8,492 posts, read 3,625,737 times
Reputation: 1657
Quote:
Originally Posted by C2BP View Post
All that money that Bernanke spent from 2009-2014 came from some place. All that money to buy treasuries and mortgage bonds that the FED feared would have no buyers and (the lack of BUYERS) would force up interest rates and with it the US DOLLAR. The FED needed to keep the Dollar weak. When the Dollar rises, deflation comes. The whole point of QE was to make the Dollar weak, and spare the commodities that drive inflation.

Not only did the FED BUY BUY BUY it also fixed interest rates so that corporations could buy back their own shares at 0% interest and investors could pile into stocks with both hands with margin accounts that charged almost nothing to borrow and buy. Buybacks not only allowed corporations to buy back their shares, boosting their own stock price, but they also allowed corporations to "lie" about their deteriorating earnings. You can grow earnings two ways: increase sales or reduce shares outstanding. Corporations could report higher EPS even when actual EPS were declining. Reporting higher EPS encourage fundamental investors to climb back into their shares.

The current Deflation Cycle from 2001- PRESENT has been mutated by FED shifting trillions from future tax receipts to spend today, with subsequent HUGE Debt overhang. We should have started destroying debt in 2001. We did the opposite. Now we are painted into a corner. Our leaders are smart (cunning) but not wise. Long live Powell. He is trying to save America.

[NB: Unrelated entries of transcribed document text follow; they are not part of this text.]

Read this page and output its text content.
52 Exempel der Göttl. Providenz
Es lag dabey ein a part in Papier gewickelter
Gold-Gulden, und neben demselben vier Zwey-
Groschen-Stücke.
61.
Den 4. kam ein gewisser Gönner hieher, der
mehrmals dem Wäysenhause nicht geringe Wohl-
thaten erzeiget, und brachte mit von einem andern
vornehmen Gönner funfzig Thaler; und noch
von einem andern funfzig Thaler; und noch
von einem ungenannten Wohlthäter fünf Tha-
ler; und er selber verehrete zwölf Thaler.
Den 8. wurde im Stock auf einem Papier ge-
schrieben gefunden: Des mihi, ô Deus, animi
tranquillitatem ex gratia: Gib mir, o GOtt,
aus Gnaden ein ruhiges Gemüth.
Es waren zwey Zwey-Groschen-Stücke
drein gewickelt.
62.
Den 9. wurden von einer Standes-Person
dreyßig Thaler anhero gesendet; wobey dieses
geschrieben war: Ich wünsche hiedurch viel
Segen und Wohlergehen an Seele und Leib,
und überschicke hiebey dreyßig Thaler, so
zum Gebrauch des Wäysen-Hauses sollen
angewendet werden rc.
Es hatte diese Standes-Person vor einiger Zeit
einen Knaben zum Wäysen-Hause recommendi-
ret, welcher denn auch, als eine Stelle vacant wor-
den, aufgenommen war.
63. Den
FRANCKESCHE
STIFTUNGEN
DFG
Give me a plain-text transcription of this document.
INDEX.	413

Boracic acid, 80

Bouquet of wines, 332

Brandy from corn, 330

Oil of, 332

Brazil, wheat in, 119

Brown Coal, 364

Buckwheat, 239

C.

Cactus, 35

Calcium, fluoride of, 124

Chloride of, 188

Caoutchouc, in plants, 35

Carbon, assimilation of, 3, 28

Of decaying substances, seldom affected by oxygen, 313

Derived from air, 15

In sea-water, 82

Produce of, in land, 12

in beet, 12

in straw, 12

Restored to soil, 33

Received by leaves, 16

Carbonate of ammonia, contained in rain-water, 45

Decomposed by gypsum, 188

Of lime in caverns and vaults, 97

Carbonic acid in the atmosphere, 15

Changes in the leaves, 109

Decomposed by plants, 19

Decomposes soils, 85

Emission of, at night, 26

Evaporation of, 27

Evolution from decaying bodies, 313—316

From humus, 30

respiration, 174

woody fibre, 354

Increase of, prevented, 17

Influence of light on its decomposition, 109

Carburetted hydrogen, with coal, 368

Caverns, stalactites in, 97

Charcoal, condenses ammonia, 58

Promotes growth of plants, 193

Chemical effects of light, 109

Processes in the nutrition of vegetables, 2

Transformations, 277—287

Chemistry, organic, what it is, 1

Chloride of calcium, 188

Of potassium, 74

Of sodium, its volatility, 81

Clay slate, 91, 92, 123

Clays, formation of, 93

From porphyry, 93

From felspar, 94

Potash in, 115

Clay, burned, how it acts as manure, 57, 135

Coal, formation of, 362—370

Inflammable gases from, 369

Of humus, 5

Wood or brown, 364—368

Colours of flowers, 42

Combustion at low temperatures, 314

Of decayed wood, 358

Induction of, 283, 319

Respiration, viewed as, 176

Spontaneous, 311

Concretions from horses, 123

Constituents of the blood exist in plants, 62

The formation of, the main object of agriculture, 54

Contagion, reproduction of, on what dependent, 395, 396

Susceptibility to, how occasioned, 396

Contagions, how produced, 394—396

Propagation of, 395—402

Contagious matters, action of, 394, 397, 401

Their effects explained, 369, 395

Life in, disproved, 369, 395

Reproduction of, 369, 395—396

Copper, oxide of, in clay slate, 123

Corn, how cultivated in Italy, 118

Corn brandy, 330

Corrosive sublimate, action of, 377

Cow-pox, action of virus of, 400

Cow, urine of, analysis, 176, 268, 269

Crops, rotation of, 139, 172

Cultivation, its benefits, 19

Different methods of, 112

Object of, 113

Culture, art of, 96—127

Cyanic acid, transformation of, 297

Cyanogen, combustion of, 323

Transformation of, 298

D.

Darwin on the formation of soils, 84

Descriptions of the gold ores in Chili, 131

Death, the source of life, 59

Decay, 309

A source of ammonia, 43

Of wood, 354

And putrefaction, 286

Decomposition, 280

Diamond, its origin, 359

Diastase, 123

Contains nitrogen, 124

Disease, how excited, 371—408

Like Volcker did in 1980.


Good Luck!
I agree with you that lowering interest rates tends to weaken the USD, but not to any great degree by history.

Weakness or not, and it was mainly not, just look where the world fled with their money after the 2008 crash. They fled to the safety and security of the USD's and USD based debt instruments. So any weakness was moot.

All the $T's the Fed created out of thin air for the 2008 crash will be zeroed/neutralized when unwinding is done. No taxpayers are needed for any of this.

People should note, (and very few do) that a few years after the crash and our total national debt was say $16T, the effective national debt was closer to $13T. Because in the end, Fed held Treasuries are as if they were never issued.